4. Privilege escalation (become)

ansible-playbook site.yml -b                       # become: true on the CLI
ansible-playbook site.yml -b --become-user postgres   # escalate to a specific user
ansible-playbook site.yml -b --become-method su -K    # use su instead of sudo, prompt pass

Builtin become methods are sudo (default), su, and runas (Windows). Others (doas, pbrun, …) live in collections. Prompt for the password with -K/--ask-become-pass.

5. Collections via ansible-galaxy + requirements.yml

# requirements.yml
collections:
  - name: community.general
  - name: ansible.posix
    version: ">=1.5.0"
roles:
  - src: geerlingguy.nginx
ansible-galaxy collection install -r requirements.yml      # install collections + roles…
ansible-galaxy install -r requirements.yml                 # …(role-file form)
ansible-galaxy collection install community.general --upgrade
ansible-galaxy collection list                             # what's installed + where
ansible-galaxy collection init my_namespace.my_collection  # scaffold a new collection
ansible-galaxy role init my_role                           # scaffold a new role

Collections install under COLLECTIONS_PATHS (default ~/.ansible/collections:/usr/share/...).

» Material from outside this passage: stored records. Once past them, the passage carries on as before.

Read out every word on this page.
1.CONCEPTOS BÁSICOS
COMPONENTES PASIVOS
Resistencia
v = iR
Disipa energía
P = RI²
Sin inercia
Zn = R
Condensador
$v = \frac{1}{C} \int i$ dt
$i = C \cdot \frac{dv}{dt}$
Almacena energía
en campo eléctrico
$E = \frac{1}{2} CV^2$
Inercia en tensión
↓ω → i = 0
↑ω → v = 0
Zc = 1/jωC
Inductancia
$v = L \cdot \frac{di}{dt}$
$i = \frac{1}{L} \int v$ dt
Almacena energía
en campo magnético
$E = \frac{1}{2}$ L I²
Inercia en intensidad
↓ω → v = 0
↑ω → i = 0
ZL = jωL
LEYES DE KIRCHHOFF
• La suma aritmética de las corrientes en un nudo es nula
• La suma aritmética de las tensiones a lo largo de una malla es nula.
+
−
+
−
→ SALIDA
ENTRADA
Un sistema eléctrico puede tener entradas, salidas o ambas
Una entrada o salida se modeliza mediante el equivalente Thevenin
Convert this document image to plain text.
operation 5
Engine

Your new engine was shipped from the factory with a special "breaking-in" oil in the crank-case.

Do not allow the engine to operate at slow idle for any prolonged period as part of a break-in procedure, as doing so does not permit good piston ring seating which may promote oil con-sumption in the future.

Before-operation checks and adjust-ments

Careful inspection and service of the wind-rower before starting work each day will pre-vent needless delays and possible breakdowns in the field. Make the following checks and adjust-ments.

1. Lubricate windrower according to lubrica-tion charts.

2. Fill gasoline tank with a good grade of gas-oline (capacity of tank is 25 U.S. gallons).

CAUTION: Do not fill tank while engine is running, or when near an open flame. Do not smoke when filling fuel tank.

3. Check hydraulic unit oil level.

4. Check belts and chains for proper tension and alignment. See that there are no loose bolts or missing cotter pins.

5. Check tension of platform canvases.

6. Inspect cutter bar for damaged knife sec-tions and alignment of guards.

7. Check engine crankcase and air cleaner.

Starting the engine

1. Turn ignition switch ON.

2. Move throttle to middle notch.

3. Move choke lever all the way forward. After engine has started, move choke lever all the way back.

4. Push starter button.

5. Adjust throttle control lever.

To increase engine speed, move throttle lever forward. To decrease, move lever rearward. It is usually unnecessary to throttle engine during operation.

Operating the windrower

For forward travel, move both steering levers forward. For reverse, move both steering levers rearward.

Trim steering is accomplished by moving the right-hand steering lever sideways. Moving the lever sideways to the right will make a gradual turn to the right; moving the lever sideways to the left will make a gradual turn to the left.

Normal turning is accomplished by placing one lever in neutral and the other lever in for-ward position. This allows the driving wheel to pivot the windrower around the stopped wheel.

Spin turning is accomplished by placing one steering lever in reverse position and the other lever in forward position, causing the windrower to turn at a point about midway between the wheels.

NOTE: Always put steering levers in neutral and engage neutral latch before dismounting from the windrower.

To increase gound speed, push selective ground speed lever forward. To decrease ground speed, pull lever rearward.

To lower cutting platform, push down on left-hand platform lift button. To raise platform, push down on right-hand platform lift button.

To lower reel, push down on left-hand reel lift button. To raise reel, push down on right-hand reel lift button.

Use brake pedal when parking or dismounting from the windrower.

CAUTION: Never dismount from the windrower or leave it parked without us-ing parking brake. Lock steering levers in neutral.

6. Ansible Vault (secrets)

ansible-vault create secrets.yml                  # new encrypted file (opens $EDITOR)
ansible-vault encrypt existing.yml                # encrypt in place
ansible-vault view secrets.yml                    # read without decrypting to disk
ansible-vault edit secrets.yml                    # edit in place
ansible-vault rekey secrets.yml                   # change the password
ansible-vault encrypt_string 's3cr3t' -n db_pass  # inline !vault blob for one variable

# Run a playbook that uses vaulted data
ansible-playbook site.yml --ask-vault-pass                       # -J, prompt interactively
ansible-playbook site.yml --vault-password-file ~/.vault-pass    # password file (or script)
ansible-playbook site.yml --vault-id prod@prompt --vault-id dev@~/.dev-pass   # labeled vaults

Whole files or single inline variables (encrypt_string) can be vaulted and are loaded transparently at runtime. --ask-vault-pass and --vault-password-file are mutually exclusive per invocation. VAULT_ENCRYPT_SALT (ansible-core 2.15+) pins the salt for deterministic output.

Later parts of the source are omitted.